Minneapolis' spitting, lurking laws 'reminiscent of the Jim Crow era'

The end of lurking, spitting laws could be near

Advocates calling for the repeal of Minneapolis' spitting and lurking laws say their elimination acts as a launch pad to make the city more fair and just, but more needs to be done to address the racial disparity. A City Council vote on the ordinance is expected on Friday.

The news conference came on the heels of the ACLU's arrest disparity report released in late May, a study of Minneapolis police data that revealed black people are nearly nine times more likely to be arrested for low-level offenses in the city than white people.

ACLU: Black people arrested more than white people in Minneapolis

Minneapolis council member Cam Gordon is among the advocates pushing for a repeal, saying the laws are contributors to the "new Jim Crow" in the city today. The spitting rule was once rooted in the fear of spreading tuberculosis, and the lurking rule comes right after a no hats in theaters policy. These are the kinds of low-level offenses mentioned in the ACLU report, which claims these are tools to target minorities.

"People of color deserve to have a decent quality of life, and that cannot happen if we continue with the same system of policing that we have in place which is reminiscent of the Jim Crow era," Minneapolis NAACP President Nekima Levy-Pounds said.

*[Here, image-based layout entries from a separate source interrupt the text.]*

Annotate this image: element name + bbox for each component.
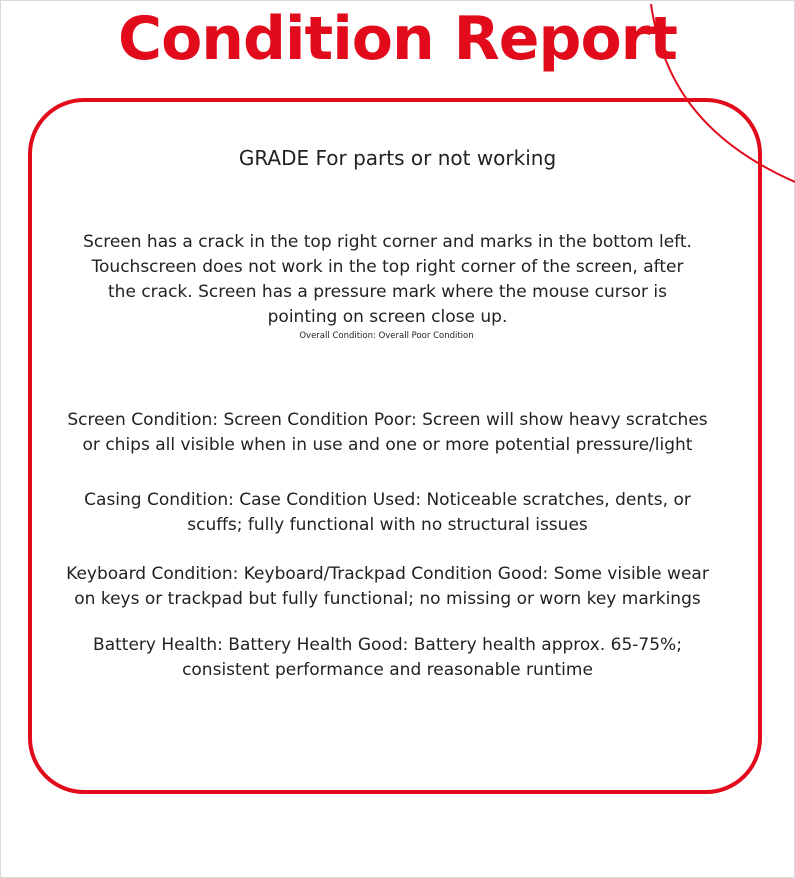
casing-condition: Casing Condition: Case Condition Used: Noticeable scratches, dents, or scuffs; fully functional with no structural issues bbox=[84, 490, 691, 535]
battery-health: Battery Health: Battery Health Good: Battery health approx. 65-75%; consistent performance and reasonable runtime bbox=[93, 635, 682, 680]
condition-notes: Screen has a crack in the top right corner and marks in the bottom left. Touchscreen does not work in the top right corner of the screen, after the crack. Screen has a pressure mark where the mouse cursor is pointing on screen close up. bbox=[83, 232, 692, 327]
overall-condition: Overall Condition: Overall Poor Condition bbox=[299, 331, 474, 341]
report-title: Condition Report bbox=[118, 4, 677, 74]
screen-condition: Screen Condition: Screen Condition Poor: Screen will show heavy scratches or chips all visible when in use and one or more potential pressure/light bbox=[67, 410, 708, 455]
keyboard-condition: Keyboard Condition: Keyboard/Trackpad Condition Good: Some visible wear on keys or trackpad but fully functional; no missing or worn key markings bbox=[66, 564, 709, 609]
grade-heading: GRADE For parts or not working bbox=[238, 146, 557, 170]
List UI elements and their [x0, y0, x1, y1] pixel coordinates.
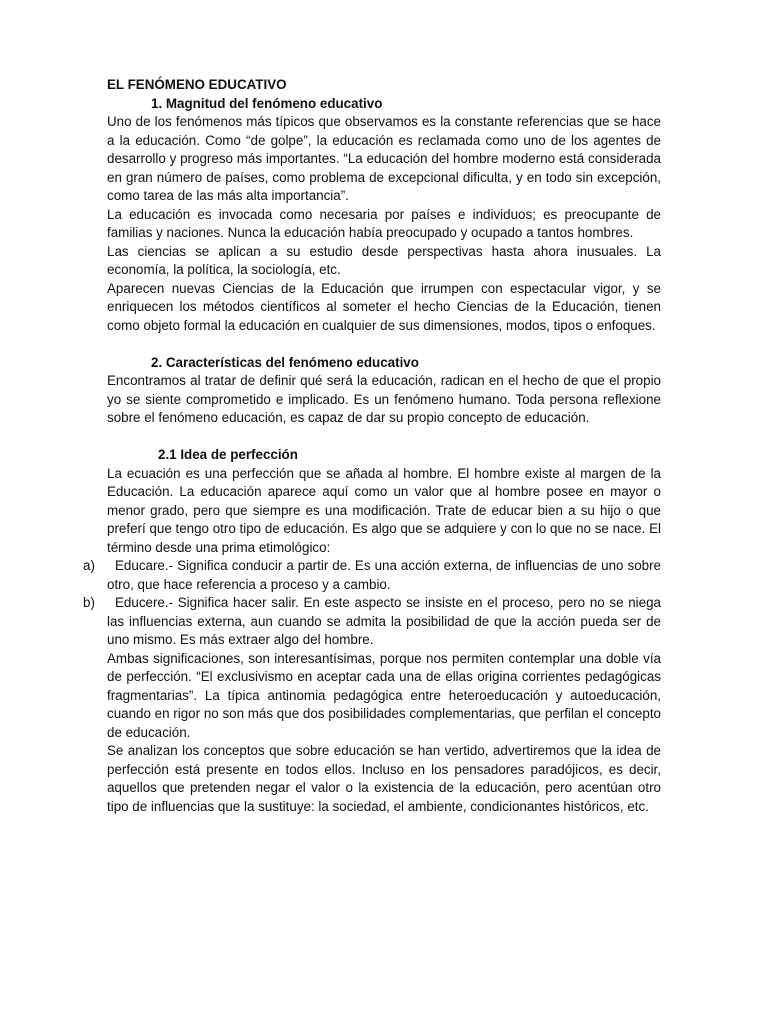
document-title: EL FENÓMENO EDUCATIVO: [107, 77, 287, 92]
list-item-educere: [83, 594, 661, 650]
paragraph: La ecuación es una perfección que se añada al hombre. El hombre existe al margen de la Educación. La educación aparece aquí como un valor que al hombre posee en mayor o menor grado, pero que siempre es una modificación. Trate de educar bien a su hijo o que preferí que tengo otro tipo de educación. Es algo que se adquiere y con lo que no se nace. El término desde una prima etimológico:: [107, 465, 661, 555]
spacer: [107, 428, 661, 447]
paragraph: Uno de los fenómenos más típicos que observamos es la constante referencias que se hace a la educación. Como “de golpe”, la educación es reclamada como uno de los agentes de desarrollo y progreso más importantes. “La educación del hombre moderno está considerada en gran número de países, como problema de excepcional dificulta, y en todo sin excepción, como tarea de las más alta importancia”.: [107, 114, 661, 203]
paragraph: La educación es invocada como necesaria por países e individuos; es preocupante de familias y naciones. Nunca la educación había preocupado y ocupado a tantos hombres.: [107, 206, 661, 240]
list-item-text: Educare.- Significa conducir a partir de. Es una acción externa, de influencias de uno sobre otro, que hace referencia a proceso y a cambio.: [107, 558, 661, 592]
section-heading-idea-perfeccion: 2.1 Idea de perfección: [158, 447, 298, 462]
paragraph: Las ciencias se aplican a su estudio desde perspectivas hasta ahora inusuales. La economía, la política, la sociología, etc.: [107, 243, 661, 277]
spacer: [107, 335, 661, 354]
paragraph: Aparecen nuevas Ciencias de la Educación que irrumpen con espectacular vigor, y se enriquecen los métodos científicos al someter el hecho Ciencias de la Educación, tienen como objeto formal la educación en cualquier de sus dimensiones, modos, tipos o enfoques.: [107, 280, 661, 333]
list-item-educare: [83, 557, 661, 594]
list-marker: a): [83, 558, 95, 573]
section-heading-caracteristicas: 2. Características del fenómeno educativo: [151, 354, 419, 370]
list-marker: b): [83, 595, 95, 610]
paragraph: Se analizan los conceptos que sobre educación se han vertido, advertiremos que la idea de perfección está presente en todos ellos. Incluso en los pensadores paradójicos, es decir, aquellos que pretenden negar el valor o la existencia de la educación, pero acentúan otro tipo de influencias que la sustituye: la sociedad, el ambiente, condicionantes históricos, etc.: [107, 743, 661, 814]
section-heading-magnitud: 1. Magnitud del fenómeno educativo: [151, 95, 383, 111]
document-page: [83, 76, 661, 816]
list-item-text: Educere.- Significa hacer salir. En este aspecto se insiste en el proceso, pero no se niega las influencias externa, aun cuando se admita la posibilidad de que la acción pueda ser de uno mismo. Es más extraer algo del hombre.: [107, 595, 661, 647]
paragraph: Encontramos al tratar de definir qué será la educación, radican en el hecho de que el propio yo se siente comprometido e implicado. Es un fenómeno humano. Toda persona reflexione sobre el fenómeno educación, es capaz de dar su propio concepto de educación.: [107, 373, 661, 425]
paragraph: Ambas significaciones, son interesantísimas, porque nos permiten contemplar una doble vía de perfección. “El exclusivismo en aceptar cada una de ellas origina corrientes pedagógicas fragmentarias”. La típica antinomia pedagógica entre heteroeducación y autoeducación, cuando en rigor no son más que dos posibilidades complementarias, que perfilan el concepto de educación.: [107, 650, 661, 740]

For their part, Minneapolis police continue to say the statistics aren't that simple and context is everything, and in those neighborhoods of color, there are a lot of arrests for driving without a license and no insurance -- a common offense especially in those areas -- skewing the stats.

However, the ACLU and their allies hope to keep the city's feet to the fire and call for leaders to keep examining racial profiling issues. Friday's repeals, they hope, are a small, but necessary launch pad.

"I think there's a good chance we can start a process of repealing some of these ordinances that are adding to these disparities," said Anthony Newby, Executive Director of Neighborhoods Organizing for Change.